Year of Publication: 1967
Number of Pages: 229 pages
Genre: Horror
This book is an interesting and entertaining slice of urban horror. Rosemary Woodhouse and her actor husband, Guy, move into a New York apartment building with a long and sinister history. Before long, however, they have settled in and befriended the nice elderly couple next door, Minnie and Roman Castevet. Rosemary is ecstatic when she falls pregnant. However her pregnancy is a particularly difficult one, as she finds herself crippled with agonising pains and also noticing that her husband is acting very strangely, and her neighbours are taking a very strong interest in her and her baby. Rosemary quickly comes to suspect that she is at the centre of a bizarre and powerful occult conspiracy.
With this book, Satanic horror and the occult moved out of English mansions and mouldering castles and moved into modern day Manhattan. The fantasy elements take place among an immediately recognisable contemporary backdrop. The book was written and set in the mid-sixties and there are numerous references to the culture and events of the time. This was very new at the time, before authors such as Stephen King anchored their ghostly imaginings with pop culture references and brand names. The novel was a major best-seller in it's day, in no doubt helped by it's modern day references. However, reading it now nearly 45 years later, it feels quite dated. The book is very much a product of it's time, and some of the attitudes and language are quite un-PC by modern standards.
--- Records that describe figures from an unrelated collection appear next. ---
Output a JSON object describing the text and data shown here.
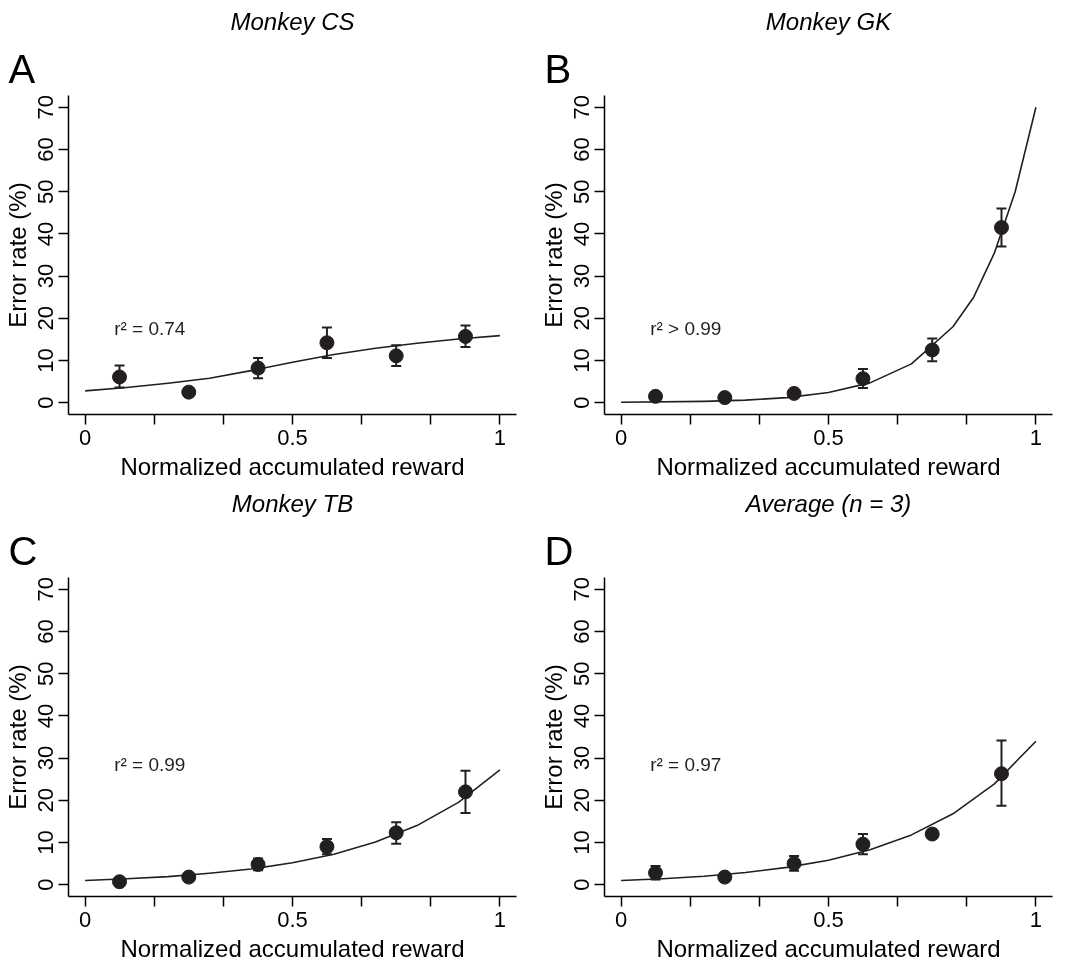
{
  "chart_data": [
    {
      "type": "scatter",
      "title": "Monkey CS",
      "xlabel": "Normalized accumulated reward",
      "ylabel": "Error rate (%)",
      "annotations": [
        "A",
        "r² = 0.74"
      ],
      "xlim": [
        -0.04,
        1.04
      ],
      "ylim": [
        -2.8,
        72.8
      ],
      "xticks": [
        0,
        {
          "value": 0.167,
          "label": null
        },
        {
          "value": 0.333,
          "label": null
        },
        0.5,
        {
          "value": 0.667,
          "label": null
        },
        {
          "value": 0.833,
          "label": null
        },
        1
      ],
      "yticks": [
        0,
        10,
        20,
        30,
        40,
        50,
        60,
        70
      ],
      "grid": false,
      "marker": "circle",
      "series": [
        {
          "color": "#231f20",
          "x": [
            0.083,
            0.25,
            0.417,
            0.583,
            0.75,
            0.917
          ],
          "values": [
            6.1,
            2.5,
            8.2,
            14.2,
            11.1,
            15.7
          ],
          "errors": [
            [
              3.6,
              8.8
            ],
            null,
            [
              5.8,
              10.6
            ],
            [
              10.6,
              17.8
            ],
            [
              8.7,
              13.6
            ],
            [
              13.2,
              18.3
            ]
          ]
        },
        {
          "type": "line",
          "color": "#231f20",
          "marker": "none",
          "line_style": "solid",
          "x": [
            0,
            0.1,
            0.2,
            0.3,
            0.4,
            0.5,
            0.6,
            0.7,
            0.8,
            0.9,
            1
          ],
          "values": [
            2.8,
            3.6,
            4.6,
            5.8,
            7.6,
            9.6,
            11.4,
            12.9,
            14.1,
            15.1,
            15.9
          ]
        }
      ]
    },
    {
      "type": "scatter",
      "title": "Monkey GK",
      "xlabel": "Normalized accumulated reward",
      "ylabel": "Error rate (%)",
      "annotations": [
        "B",
        "r² > 0.99"
      ],
      "xlim": [
        -0.04,
        1.04
      ],
      "ylim": [
        -2.8,
        72.8
      ],
      "xticks": [
        0,
        {
          "value": 0.167,
          "label": null
        },
        {
          "value": 0.333,
          "label": null
        },
        0.5,
        {
          "value": 0.667,
          "label": null
        },
        {
          "value": 0.833,
          "label": null
        },
        1
      ],
      "yticks": [
        0,
        10,
        20,
        30,
        40,
        50,
        60,
        70
      ],
      "grid": false,
      "marker": "circle",
      "series": [
        {
          "color": "#231f20",
          "x": [
            0.083,
            0.25,
            0.417,
            0.583,
            0.75,
            0.917
          ],
          "values": [
            1.5,
            1.2,
            2.2,
            5.7,
            12.5,
            41.5
          ],
          "errors": [
            null,
            null,
            null,
            [
              3.5,
              8
            ],
            [
              9.8,
              15.2
            ],
            [
              37,
              46
            ]
          ]
        },
        {
          "type": "line",
          "color": "#231f20",
          "marker": "none",
          "line_style": "solid",
          "x": [
            0,
            0.2,
            0.3,
            0.4,
            0.5,
            0.6,
            0.7,
            0.8,
            0.85,
            0.9,
            0.95,
            1
          ],
          "values": [
            0.1,
            0.3,
            0.6,
            1.2,
            2.4,
            4.7,
            9.2,
            18,
            25,
            35.5,
            50,
            70
          ]
        }
      ]
    },
    {
      "type": "scatter",
      "title": "Monkey TB",
      "xlabel": "Normalized accumulated reward",
      "ylabel": "Error rate (%)",
      "annotations": [
        "C",
        "r² = 0.99"
      ],
      "xlim": [
        -0.04,
        1.04
      ],
      "ylim": [
        -2.8,
        72.8
      ],
      "xticks": [
        0,
        {
          "value": 0.167,
          "label": null
        },
        {
          "value": 0.333,
          "label": null
        },
        0.5,
        {
          "value": 0.667,
          "label": null
        },
        {
          "value": 0.833,
          "label": null
        },
        1
      ],
      "yticks": [
        0,
        10,
        20,
        30,
        40,
        50,
        60,
        70
      ],
      "grid": false,
      "marker": "circle",
      "series": [
        {
          "color": "#231f20",
          "x": [
            0.083,
            0.25,
            0.417,
            0.583,
            0.75,
            0.917
          ],
          "values": [
            0.7,
            1.8,
            4.8,
            9,
            12.3,
            22
          ],
          "errors": [
            null,
            null,
            [
              3.4,
              6.2
            ],
            [
              7.2,
              10.8
            ],
            [
              9.7,
              14.8
            ],
            [
              17,
              27
            ]
          ]
        },
        {
          "type": "line",
          "color": "#231f20",
          "marker": "none",
          "line_style": "solid",
          "x": [
            0,
            0.1,
            0.2,
            0.3,
            0.4,
            0.5,
            0.6,
            0.7,
            0.8,
            0.9,
            1
          ],
          "values": [
            1,
            1.4,
            1.9,
            2.7,
            3.7,
            5.2,
            7.2,
            10.1,
            14,
            19.5,
            27.2
          ]
        }
      ]
    },
    {
      "type": "scatter",
      "title": "Average (n = 3)",
      "xlabel": "Normalized accumulated reward",
      "ylabel": "Error rate (%)",
      "annotations": [
        "D",
        "r² = 0.97"
      ],
      "xlim": [
        -0.04,
        1.04
      ],
      "ylim": [
        -2.8,
        72.8
      ],
      "xticks": [
        0,
        {
          "value": 0.167,
          "label": null
        },
        {
          "value": 0.333,
          "label": null
        },
        0.5,
        {
          "value": 0.667,
          "label": null
        },
        {
          "value": 0.833,
          "label": null
        },
        1
      ],
      "yticks": [
        0,
        10,
        20,
        30,
        40,
        50,
        60,
        70
      ],
      "grid": false,
      "marker": "circle",
      "series": [
        {
          "color": "#231f20",
          "x": [
            0.083,
            0.25,
            0.417,
            0.583,
            0.75,
            0.917
          ],
          "values": [
            2.8,
            1.8,
            5,
            9.6,
            12,
            26.3
          ],
          "errors": [
            [
              1.2,
              4.4
            ],
            null,
            [
              3.3,
              6.8
            ],
            [
              7.2,
              12
            ],
            null,
            [
              18.7,
              34.2
            ]
          ]
        },
        {
          "type": "line",
          "color": "#231f20",
          "marker": "none",
          "line_style": "solid",
          "x": [
            0,
            0.1,
            0.2,
            0.3,
            0.4,
            0.5,
            0.6,
            0.7,
            0.8,
            0.9,
            1
          ],
          "values": [
            1,
            1.4,
            2,
            2.9,
            4.1,
            5.8,
            8.3,
            11.8,
            16.8,
            23.9,
            34
          ]
        }
      ]
    }
  ]
}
The book is well written and well paced. The horror elements are mostly downplayed for the majority of the book, with hints and insinuations cropping up here and there. It's a novel of urban paranoia, pretty early on the reader comes to believe that pretty much everyone is against Rosemary, and nine times out of ten they are. Here you have every reason to be suspicious of your neighbours, your husband and your friendly neighbourhood doctor, who comes so highly recommended. One of the central set-pieces in the book is a memorable and skillfully written sequence where Rosemary believes that she is dreaming about being raped by the Devil (or is she dreaming), which collides with other dreams and memories to create a powerfully disturbing sequence. There is also a lot of humour in the book, a lot of which does read like a weird kind of Woody Allen style New York comedy. There's not a million miles between humour and horror, and both are very difficult to pull off well, and even more difficult to blend as well as the book does. Another major theme in the book is religion. Guy describes himself as an atheist and Rosemary describes herself as an agnostic, but the novel makes it clear that deep down she is a good small town Catholic girl. There are a couple of references to the "God is Dead" controversy that was going on in the late sixties. That may be so, the book says, but his opposite number is just getting started.
Many people will know Rosemary's Baby best from the acclaimed 1968 movie version, directed by Roman Polanski and starring Mia Farrow as Rosemary and John Cassevetes as Guy. The movie is remarkably faithful to the book, and fans of the movie will probably enjoy the novel and vice versa. Ira Levin once stated that at one point in the book Guy makes a reference to buying a shirt after seeing it advertised in The New Yorker magazine and Polanski rang him up and asked Levin what issue of the magazine the shirt had been advertised in, and Levin had to admit that he had just made it up.
Ira Levin published a sequel, Son of Rosemary, in 1997.